The following is an example of testTable which is partitioned based on tranMonth:
CREATE PARTITION FUNCTION monthRangeFunction (int)
AS RANGE LEFT FOR VALUES (2, 4, 6, 8, 10, 12)
CREATE PARTITION SCHEME monthRangeScheme
AS PARTITION monthRangeFunction
TO (FG1, FG2, FG3, FG4, FG5, FG6, FG7)
When executing the above query, the data is partitioned based on the values specified for month.
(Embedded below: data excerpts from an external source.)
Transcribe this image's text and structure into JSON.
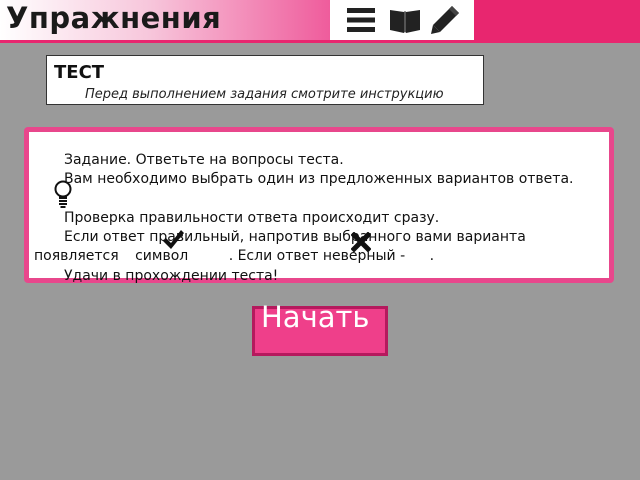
{
  "header": {
    "title": "Упражнения",
    "icons": [
      "menu-icon",
      "book-icon",
      "pencil-icon"
    ],
    "colors": {
      "accent": "#e8266f",
      "panel_border": "#e8478c",
      "background": "#9a9a9a"
    }
  },
  "test": {
    "title": "ТЕСТ",
    "subtitle": "Перед выполнением задания смотрите инструкцию"
  },
  "instructions": {
    "p1": "Задание. Ответьте на вопросы теста.",
    "p2": "Вам необходимо выбрать  один из предложенных  вариантов ответа.",
    "p3": "Проверка правильности ответа происходит сразу.",
    "p4a": "Если ответ правильный,   напротив выбранного вами варианта появляется",
    "p4b": "символ",
    "p4c": ". Если ответ неверный  -",
    "p4d": ".",
    "p5": "Удачи в прохождении теста!",
    "icons": [
      "lightbulb-icon",
      "checkmark-icon",
      "cross-icon"
    ]
  },
  "start_button": {
    "label": "Начать"
  }
}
Here is an example of how the data is partitioned:
Benefits Of Partitioning
- Speed: Data transfer is relatively fast in a partition compared to a table which is not partitioned.
- Query performance: If you have queries which deal with a specific set of data, (e.g. current month) then partitioning the table will improve the performance of these types of queries.
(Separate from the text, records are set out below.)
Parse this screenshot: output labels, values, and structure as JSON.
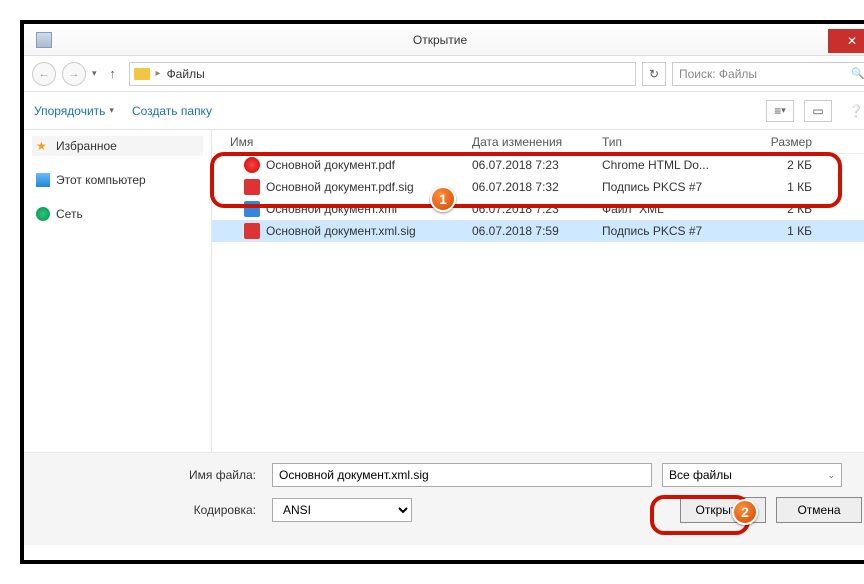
{
  "window": {
    "title": "Открытие"
  },
  "nav": {
    "path_item": "Файлы",
    "search_placeholder": "Поиск: Файлы"
  },
  "toolbar": {
    "organize": "Упорядочить",
    "new_folder": "Создать папку"
  },
  "sidebar": {
    "favorites": "Избранное",
    "computer": "Этот компьютер",
    "network": "Сеть"
  },
  "columns": {
    "name": "Имя",
    "date": "Дата изменения",
    "type": "Тип",
    "size": "Размер"
  },
  "files": [
    {
      "icon": "pdf",
      "name": "Основной документ.pdf",
      "date": "06.07.2018 7:23",
      "type": "Chrome HTML Do...",
      "size": "2 КБ",
      "selected": false
    },
    {
      "icon": "sig",
      "name": "Основной документ.pdf.sig",
      "date": "06.07.2018 7:32",
      "type": "Подпись PKCS #7",
      "size": "1 КБ",
      "selected": false
    },
    {
      "icon": "xml",
      "name": "Основной документ.xml",
      "date": "06.07.2018 7:23",
      "type": "Файл \"XML\"",
      "size": "2 КБ",
      "selected": false
    },
    {
      "icon": "sig",
      "name": "Основной документ.xml.sig",
      "date": "06.07.2018 7:59",
      "type": "Подпись PKCS #7",
      "size": "1 КБ",
      "selected": true
    }
  ],
  "form": {
    "filename_label": "Имя файла:",
    "filename_value": "Основной документ.xml.sig",
    "encoding_label": "Кодировка:",
    "encoding_value": "ANSI",
    "filter_value": "Все файлы",
    "open": "Открыть",
    "cancel": "Отмена"
  },
  "badges": {
    "one": "1",
    "two": "2"
  }
}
- Easy maintenance: Data in a partition can be easily SWITCHed , SPLIT, MERGEd as explained in these two articles.
- Transferring Data Efficiently by Using Partition Switching
- Alter Partition Function (Transact-SQL)
Also, you can chose to rebuild a partition of an index instead of rebuilding the entire partition.
Things To Remember
So far we’ve shown that partitioning is a great feature; but it does not fix all performance problems. Here are the few things to keep in mind while working with SQL Server partitioning:
As explained above, SWITCHING partitions is an easy approach to transfer data efficiently. But keep in mind:
- The destination table. The partition must be created before SWTICHING the partition and it should be empty.
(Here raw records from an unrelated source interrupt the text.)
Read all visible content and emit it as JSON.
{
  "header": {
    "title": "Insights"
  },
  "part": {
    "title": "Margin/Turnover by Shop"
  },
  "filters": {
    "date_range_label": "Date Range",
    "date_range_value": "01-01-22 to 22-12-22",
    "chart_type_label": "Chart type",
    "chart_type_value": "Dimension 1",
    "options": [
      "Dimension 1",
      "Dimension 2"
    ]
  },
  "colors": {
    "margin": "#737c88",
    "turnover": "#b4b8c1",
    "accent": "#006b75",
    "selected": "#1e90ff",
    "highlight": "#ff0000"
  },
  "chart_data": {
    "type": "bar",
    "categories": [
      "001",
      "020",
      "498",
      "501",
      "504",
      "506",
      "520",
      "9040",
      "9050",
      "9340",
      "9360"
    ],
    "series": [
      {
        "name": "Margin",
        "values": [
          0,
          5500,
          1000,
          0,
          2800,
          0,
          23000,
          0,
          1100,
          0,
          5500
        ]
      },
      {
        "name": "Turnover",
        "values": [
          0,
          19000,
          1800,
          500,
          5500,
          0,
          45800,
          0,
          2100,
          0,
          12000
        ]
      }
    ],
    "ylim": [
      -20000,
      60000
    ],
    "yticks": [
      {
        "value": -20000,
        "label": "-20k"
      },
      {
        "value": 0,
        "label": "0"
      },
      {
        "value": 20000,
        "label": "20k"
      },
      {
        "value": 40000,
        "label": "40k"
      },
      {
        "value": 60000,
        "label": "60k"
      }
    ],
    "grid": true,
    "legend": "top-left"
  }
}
- The destination and source partitions should reside on the same FILEGROUP.
- If the partition has an identity column there is a possibility that the destination partition may have duplicate values or gaps in the identity column.
- Both the source and destination partitions should have the same clustered and non-clustered indexes.
- During the partition switch, a Schema Modification lock held on the table can cause a block for the users accessing the table.
- An index is said to be aligned if the index and the table on which it is created both use the same partitioning function and columns in the same order. If there a large number of partitions defined, it is recommended to have more memory on the server. Otherwise there is a likelihood that the partitioned index may fail especially in the case of non-aligned indexes.
This is because when building the partition, SQL Server will create a sort table for each partition in the corresponding filegroup or in tempdb if the sort_in_tempdb option is specified. This requires a certain amount of memory. If the index is aligned, then the sort tables are created one at a time, thereby using small chunks of memory one at a time. However if the index is non-aligned, then the sort tables are created all at once. This drastically increases the amount of memory required for this operation.
- If you are upgrading a database with partitions to SQL Server 2012 or above, you may notice a change in the histogram for the indexes. This is because starting SQL Server 2012, statistics are created by using the default sampling instead of scanning all the rows.
- Use the TOP/MAX/MIN operators with care because for any queries using these operators, all the partitions must be evaluated. If the table is huge then such queries will perform slowly as it has to evaluate all the partitions before getting the desired result.
Over all, you need to evaluate partitioning based on the data in the table. Using partitioning just because it is a cool feature can have adverse effects in an OLTP environment. Partitioning is a right choice where you have a huge table to deal with as seen in Data warehousing environments.